From Ada, Ohio to Minneapolis, Minnesota.
Unless you're from the area, you probably had no idea the small Midwest town of Ada, home of just 2,500 people, was the origin of the footballs they will be using on Super Bowl Sunday.
In fact, all of the balls.
The first handoff in the Super Bowl doesn't happen on the field. It happens when Dan Riegle and the other factory workers at the Wilson plant burn the team names on the leather balls and hand them off to the site of the Super Bowl.
The balls have already been stitched, laced, and inflated. All that's left to do is to burn the names of the two representatives in the Super Bowl.
The work for the night begins one minute after the clock hits triple zeros on the second playoff game on NFL's Championship Sunday.
This year, the factory workers will burn "Philadelphia" and a familiar name, "New England," on every ball shipped to Minneapolis.
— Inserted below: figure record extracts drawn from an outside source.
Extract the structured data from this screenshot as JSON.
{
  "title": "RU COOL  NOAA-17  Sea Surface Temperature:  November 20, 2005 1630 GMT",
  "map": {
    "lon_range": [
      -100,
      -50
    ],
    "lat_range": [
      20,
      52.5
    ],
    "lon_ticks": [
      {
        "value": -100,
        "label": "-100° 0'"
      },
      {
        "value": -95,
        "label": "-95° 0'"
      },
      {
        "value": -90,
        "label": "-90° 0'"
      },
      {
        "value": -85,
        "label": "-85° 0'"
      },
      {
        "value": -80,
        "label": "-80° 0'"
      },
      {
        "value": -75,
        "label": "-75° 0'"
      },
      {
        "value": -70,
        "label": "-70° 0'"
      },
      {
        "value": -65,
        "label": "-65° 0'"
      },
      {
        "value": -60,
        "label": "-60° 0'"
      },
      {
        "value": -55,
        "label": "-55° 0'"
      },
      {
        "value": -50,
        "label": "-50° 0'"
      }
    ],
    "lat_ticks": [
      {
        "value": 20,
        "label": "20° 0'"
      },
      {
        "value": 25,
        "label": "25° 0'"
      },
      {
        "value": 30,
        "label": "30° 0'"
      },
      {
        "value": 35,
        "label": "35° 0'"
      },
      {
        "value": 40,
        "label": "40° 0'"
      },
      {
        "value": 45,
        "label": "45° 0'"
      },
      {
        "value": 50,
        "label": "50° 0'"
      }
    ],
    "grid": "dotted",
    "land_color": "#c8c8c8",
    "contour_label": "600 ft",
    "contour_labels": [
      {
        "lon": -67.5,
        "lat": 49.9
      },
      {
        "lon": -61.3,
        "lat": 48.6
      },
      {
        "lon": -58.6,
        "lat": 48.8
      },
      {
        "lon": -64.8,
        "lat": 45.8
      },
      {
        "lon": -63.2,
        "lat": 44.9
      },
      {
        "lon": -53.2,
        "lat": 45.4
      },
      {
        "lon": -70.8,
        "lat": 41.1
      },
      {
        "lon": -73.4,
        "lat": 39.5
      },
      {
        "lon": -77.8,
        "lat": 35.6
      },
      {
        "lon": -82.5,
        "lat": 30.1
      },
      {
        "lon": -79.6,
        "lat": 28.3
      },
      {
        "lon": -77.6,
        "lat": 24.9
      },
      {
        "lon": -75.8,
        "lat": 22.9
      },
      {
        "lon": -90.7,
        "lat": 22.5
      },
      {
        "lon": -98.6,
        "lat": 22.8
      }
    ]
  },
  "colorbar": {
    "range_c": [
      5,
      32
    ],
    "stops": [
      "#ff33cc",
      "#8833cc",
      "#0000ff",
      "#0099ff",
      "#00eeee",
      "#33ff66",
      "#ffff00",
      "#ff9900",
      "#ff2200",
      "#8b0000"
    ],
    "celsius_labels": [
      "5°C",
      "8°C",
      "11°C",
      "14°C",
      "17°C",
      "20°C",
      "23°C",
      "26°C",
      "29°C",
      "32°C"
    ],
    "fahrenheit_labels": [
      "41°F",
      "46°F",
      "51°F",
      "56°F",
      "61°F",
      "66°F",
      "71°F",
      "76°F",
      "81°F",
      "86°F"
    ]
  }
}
Not many people know of Ada, Ohio. The origin of the balls being used this Sunday is probably the last thing on the minds of the anxious fans in Philadelphia and New England.
But whether it's Santonio Holmes in the back of the end-zone, David Tyree's helmet, or whatever miraculous play happens Sunday, it's no secret to those in the Wilson factory in Ada, Ohio where each of those balls originally came from.